Obsession, because your life hasn't been easy, I will put in extra effort to help you. However, your first letter needs a lot of work. That is a kind way of saying your first letter was poor. If you want to study in England, your skills will need to improve.

When i was at an early age I wanted to study in England,learn english,learn more about the english people and tradition.This land was always interested for me,because I had heard so much about England,and I never been there before,so I looking forward it.I want to take Higher Education because it will give me the highest level of knowledge and good work in the future.
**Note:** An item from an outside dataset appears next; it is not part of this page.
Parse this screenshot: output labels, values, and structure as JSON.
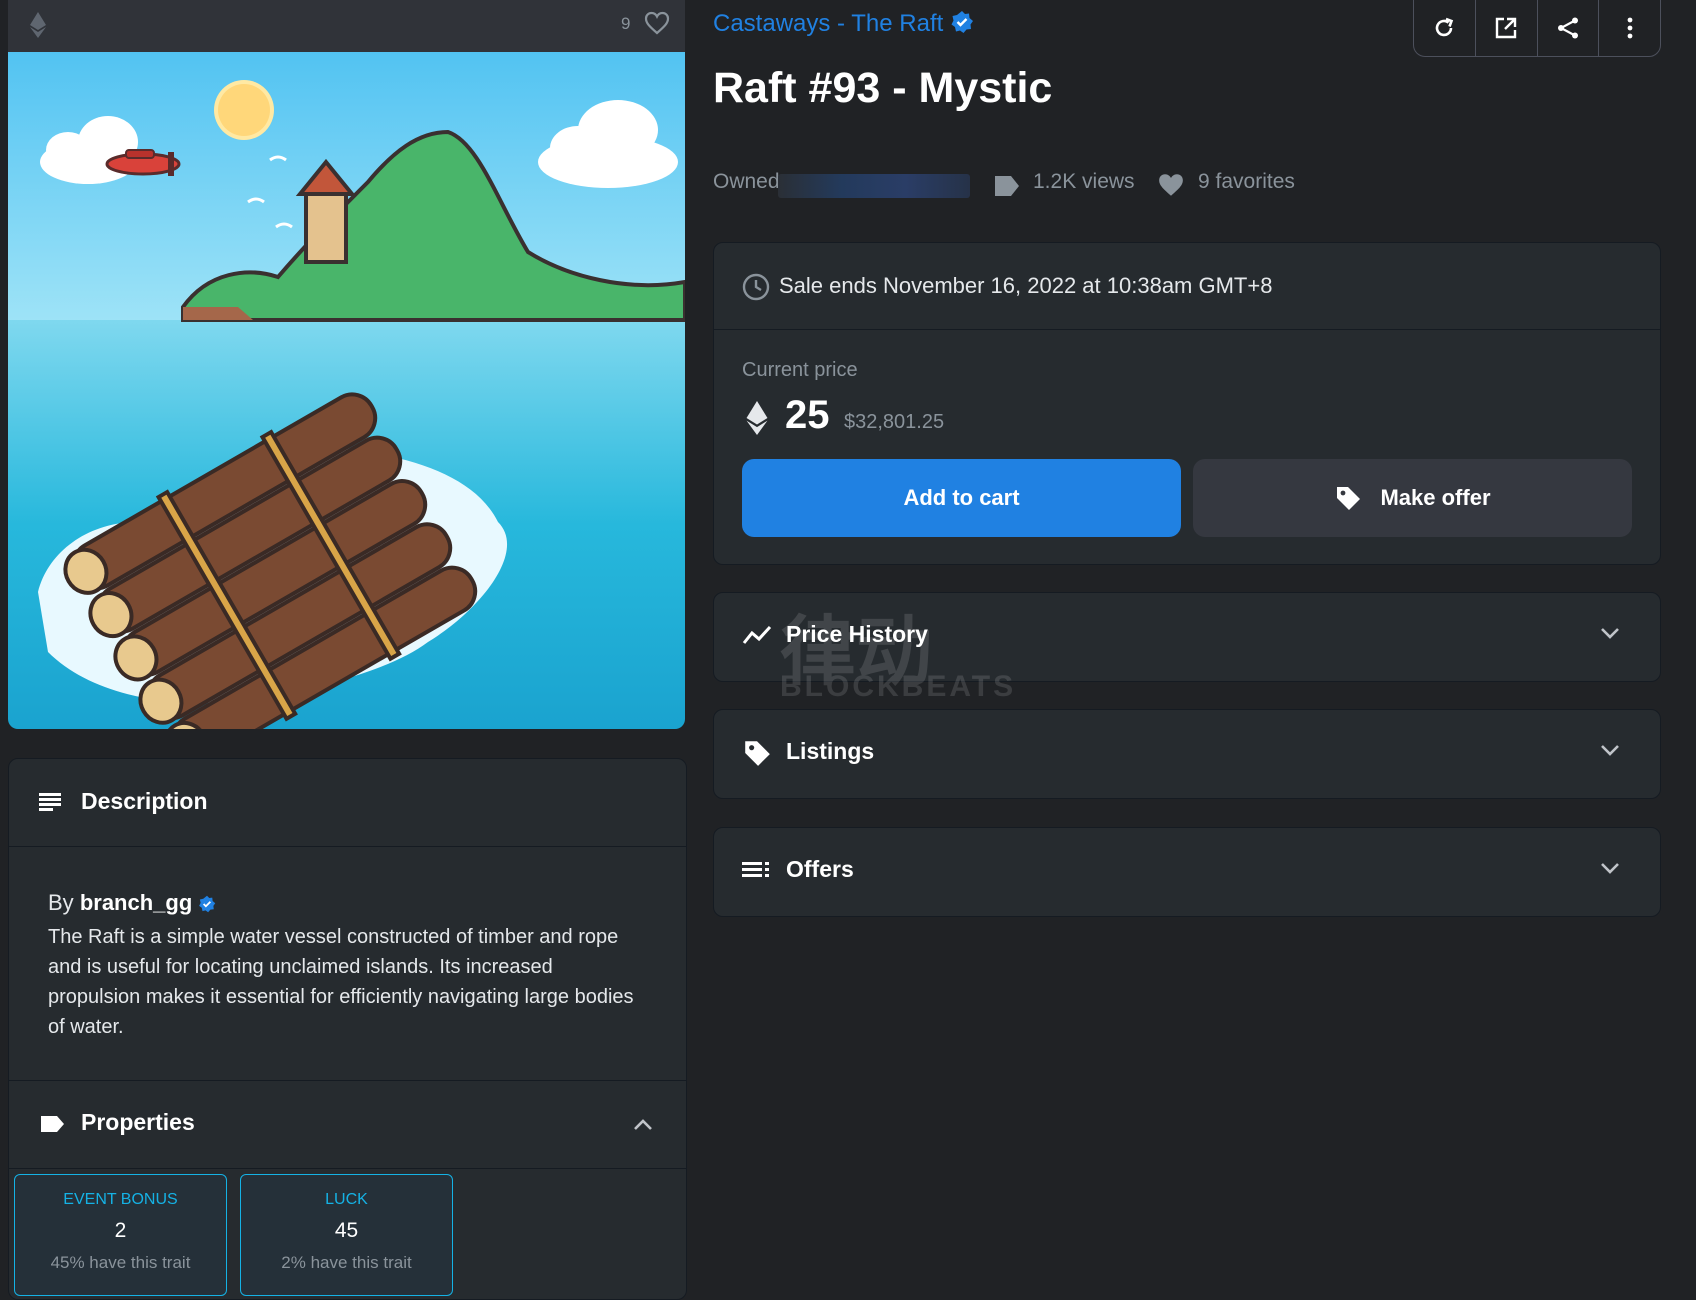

What do you want to study in England? Which university, which topics, subjects, material? What do you hope to be when you grow up?

Since I was 16 years old I got interess for politics and history.I soon realized that in order to fully understand todays chaotic and globalized world.I started paying attention to everything that is related with politics,because Im grew up in war in Chechnya,before i came to Norway at 14 years old.So I know how it to live under the bombs.Then I decide that I must study politics,to learn how to control land and community.In my life I want to succeed in the political sphere and to bring to my country's some whatis the benefit .

So i did promise to myself to to someone who can influence in this life.

I would change your earlier paragraph to something like...

I grew up in Chechnya, a former Soviet Republic that has seen more than its fair share of war, destruction and terror. At the young age of fourteen, I along with my family moved to Norway, a much more peaceful country. As I grew older, I reflected upon my life and my situation. At the age of sixteen, I became interested in history and politics. Because of my challenging upbringing, I want to learn X so that I can do Y. (You need to tell me more about X and Y.)

Education in England can help me with to know people from all countries and nations that will help me in life to find acommon theme with people of other countries.

I hope that my dream will come true is studying in England.

You don't say very much in that last paragraph.

To make your letter more effective, you need to tell the reader:

- If you are smart...show some evidence

- Your key strengths

- Your passions

- You motivations and ambitions

- Why England? There are lots of good and safe countries, including Norway.

Okay, you need to do some more work.